The North American version uses the former location of the Long Beach Grand Prix, the Mid-Ohio Sports Car Course, Oyster Bay (as the name of the fictional track), and the Indianapolis Motor Speedway as American-specific substitutes for the tracks considered "local" to Japanese audiences. However, the graphics used for the backgrounds are identical to each other in both versions of the game. Additionally, the team names were altered so that Scuderia Ferrari is explicitly named such to match the title of the localized game, and the courses reflected the season instead of the season the Japanese version had.

===NES and Game Boy versions===
The title Ferrari Grand Prix Challenge was also ported for the Game Boy and Nintendo Entertainment System. It was developed by System 3 and published by Acclaim in North America and Europe.
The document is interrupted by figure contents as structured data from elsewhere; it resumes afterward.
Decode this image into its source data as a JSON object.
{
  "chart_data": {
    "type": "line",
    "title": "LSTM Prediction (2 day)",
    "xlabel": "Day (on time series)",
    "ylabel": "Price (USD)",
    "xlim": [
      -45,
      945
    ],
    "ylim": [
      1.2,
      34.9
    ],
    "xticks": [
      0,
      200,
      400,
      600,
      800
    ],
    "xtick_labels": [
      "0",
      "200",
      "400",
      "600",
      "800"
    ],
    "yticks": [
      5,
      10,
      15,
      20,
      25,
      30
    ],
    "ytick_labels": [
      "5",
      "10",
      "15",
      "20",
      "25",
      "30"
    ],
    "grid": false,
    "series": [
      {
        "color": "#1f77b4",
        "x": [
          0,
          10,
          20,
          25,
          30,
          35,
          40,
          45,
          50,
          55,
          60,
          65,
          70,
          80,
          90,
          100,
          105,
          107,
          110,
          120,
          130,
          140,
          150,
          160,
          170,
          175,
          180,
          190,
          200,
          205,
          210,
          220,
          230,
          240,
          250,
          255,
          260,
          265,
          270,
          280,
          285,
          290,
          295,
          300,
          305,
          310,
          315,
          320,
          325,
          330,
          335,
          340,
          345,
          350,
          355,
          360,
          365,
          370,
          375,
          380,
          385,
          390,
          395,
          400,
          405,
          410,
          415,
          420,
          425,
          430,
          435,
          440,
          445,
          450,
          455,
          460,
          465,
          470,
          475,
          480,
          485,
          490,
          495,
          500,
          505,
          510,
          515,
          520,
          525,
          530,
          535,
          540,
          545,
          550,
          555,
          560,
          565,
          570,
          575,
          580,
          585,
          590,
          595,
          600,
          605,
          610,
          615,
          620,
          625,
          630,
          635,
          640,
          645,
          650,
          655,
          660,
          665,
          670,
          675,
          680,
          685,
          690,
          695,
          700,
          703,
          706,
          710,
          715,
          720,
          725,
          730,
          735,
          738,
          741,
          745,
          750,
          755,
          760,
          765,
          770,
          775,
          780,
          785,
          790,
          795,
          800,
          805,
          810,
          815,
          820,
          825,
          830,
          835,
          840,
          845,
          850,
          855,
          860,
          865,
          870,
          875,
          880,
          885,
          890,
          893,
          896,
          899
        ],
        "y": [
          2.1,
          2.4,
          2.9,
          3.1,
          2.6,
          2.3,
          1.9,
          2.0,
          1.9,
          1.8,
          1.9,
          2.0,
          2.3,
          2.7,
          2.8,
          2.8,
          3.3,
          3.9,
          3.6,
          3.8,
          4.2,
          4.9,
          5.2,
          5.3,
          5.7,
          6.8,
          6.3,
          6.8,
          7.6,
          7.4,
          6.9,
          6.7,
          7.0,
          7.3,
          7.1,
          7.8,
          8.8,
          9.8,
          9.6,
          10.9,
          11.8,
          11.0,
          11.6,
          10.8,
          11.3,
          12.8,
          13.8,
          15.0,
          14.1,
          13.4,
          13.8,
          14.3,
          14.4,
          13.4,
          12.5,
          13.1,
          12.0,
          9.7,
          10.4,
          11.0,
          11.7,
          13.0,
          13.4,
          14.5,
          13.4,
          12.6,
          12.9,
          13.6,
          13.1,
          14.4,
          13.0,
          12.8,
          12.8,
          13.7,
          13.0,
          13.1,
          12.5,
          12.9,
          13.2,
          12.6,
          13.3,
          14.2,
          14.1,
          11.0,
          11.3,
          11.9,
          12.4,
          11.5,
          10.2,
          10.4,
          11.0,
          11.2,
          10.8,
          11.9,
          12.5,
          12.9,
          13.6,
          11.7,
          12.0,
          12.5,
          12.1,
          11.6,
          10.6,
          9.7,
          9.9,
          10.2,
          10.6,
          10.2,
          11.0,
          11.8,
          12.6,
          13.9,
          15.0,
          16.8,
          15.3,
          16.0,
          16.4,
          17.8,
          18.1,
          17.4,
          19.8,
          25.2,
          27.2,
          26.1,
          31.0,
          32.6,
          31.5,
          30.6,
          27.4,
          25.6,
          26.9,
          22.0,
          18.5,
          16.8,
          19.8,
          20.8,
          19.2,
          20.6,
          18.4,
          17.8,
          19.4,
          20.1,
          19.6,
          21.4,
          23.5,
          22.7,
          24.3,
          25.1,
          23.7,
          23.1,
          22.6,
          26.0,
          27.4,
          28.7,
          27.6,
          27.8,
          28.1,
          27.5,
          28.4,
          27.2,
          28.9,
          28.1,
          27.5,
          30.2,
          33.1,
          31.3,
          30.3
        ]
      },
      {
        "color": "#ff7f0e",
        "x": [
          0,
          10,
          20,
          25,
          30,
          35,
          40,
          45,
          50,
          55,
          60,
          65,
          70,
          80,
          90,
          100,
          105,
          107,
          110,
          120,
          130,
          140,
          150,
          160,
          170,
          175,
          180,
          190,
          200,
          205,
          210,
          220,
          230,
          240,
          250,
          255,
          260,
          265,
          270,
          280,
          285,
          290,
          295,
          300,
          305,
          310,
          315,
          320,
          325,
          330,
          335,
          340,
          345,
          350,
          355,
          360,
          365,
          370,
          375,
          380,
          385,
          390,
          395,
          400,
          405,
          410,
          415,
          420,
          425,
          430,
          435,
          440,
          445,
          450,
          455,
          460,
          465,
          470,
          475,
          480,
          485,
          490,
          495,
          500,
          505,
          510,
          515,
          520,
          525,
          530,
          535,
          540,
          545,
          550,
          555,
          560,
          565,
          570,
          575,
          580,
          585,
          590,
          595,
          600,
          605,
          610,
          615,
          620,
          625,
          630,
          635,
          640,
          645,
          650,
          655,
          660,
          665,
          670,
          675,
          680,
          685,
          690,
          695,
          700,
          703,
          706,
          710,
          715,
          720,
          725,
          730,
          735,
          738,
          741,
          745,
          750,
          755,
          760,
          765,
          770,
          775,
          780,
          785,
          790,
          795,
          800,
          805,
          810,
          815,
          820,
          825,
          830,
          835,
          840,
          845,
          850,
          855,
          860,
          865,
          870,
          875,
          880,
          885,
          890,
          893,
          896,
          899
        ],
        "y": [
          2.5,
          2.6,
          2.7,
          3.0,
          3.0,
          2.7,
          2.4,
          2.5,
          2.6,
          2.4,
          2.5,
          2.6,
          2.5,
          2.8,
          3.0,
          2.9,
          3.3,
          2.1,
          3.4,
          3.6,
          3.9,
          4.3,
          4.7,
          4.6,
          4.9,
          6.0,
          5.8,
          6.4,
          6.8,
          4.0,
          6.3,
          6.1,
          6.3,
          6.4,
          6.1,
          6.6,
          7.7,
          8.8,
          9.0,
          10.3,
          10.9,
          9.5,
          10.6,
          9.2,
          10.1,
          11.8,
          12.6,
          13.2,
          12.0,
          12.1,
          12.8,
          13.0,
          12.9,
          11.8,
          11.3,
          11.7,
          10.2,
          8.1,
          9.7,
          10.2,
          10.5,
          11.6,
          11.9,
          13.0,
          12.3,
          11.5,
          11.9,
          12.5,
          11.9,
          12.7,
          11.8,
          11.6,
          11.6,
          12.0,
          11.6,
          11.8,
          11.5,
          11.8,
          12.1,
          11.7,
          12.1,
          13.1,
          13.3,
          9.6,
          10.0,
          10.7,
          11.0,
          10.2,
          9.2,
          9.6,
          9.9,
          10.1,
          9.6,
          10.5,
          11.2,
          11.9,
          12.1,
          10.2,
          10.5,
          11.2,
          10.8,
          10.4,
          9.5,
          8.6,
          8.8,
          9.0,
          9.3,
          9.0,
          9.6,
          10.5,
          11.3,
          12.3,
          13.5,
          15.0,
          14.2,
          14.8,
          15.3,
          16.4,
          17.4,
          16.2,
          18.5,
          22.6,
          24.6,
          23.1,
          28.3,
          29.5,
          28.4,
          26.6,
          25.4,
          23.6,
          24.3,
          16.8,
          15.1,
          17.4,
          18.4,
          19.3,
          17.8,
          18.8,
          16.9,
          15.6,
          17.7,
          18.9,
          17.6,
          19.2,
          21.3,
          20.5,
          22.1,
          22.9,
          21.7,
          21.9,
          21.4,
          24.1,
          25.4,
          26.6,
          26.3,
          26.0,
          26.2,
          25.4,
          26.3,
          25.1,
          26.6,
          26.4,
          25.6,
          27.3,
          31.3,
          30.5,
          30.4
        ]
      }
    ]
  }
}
Coconuts Japan published the game in Japan under the title Ferrari (フェラーリ).

The Nintendo Entertainment System version of the game is a simplified version that allows players to practice up to six laps or qualify for every Formula One race of the season using metric units (kilometres per hour instead of miles per hour). It was one of the few 8-bit Formula One video games to adequately represent the Circuit Gilles Villeneuve as having an urban background along with several other urban race tracks represented in the 1990 Formula One season with the exception that Circuit de Catalunya is presented in this version as the round in Spain, although Jerez hosted the 1990 Spanish Grand Prix. Tire wear is possible resulting in trips to the pit crew for maintenance and repairs. A radio allows communication with the crew chief; he will advise whether repairs are necessary. The top speed of the vehicle is 335 kilometres per hour and turbo is not used in the game.

Before the first qualifying session can take place, the player must insert his name and his nationality. The name can be up to 10 characters long and the country has to fit into a three-character field. Since the game doesn't verify if the three-letter code matches up to a real nationality, it doesn't matter if the player makes up a nationality for a fictional country.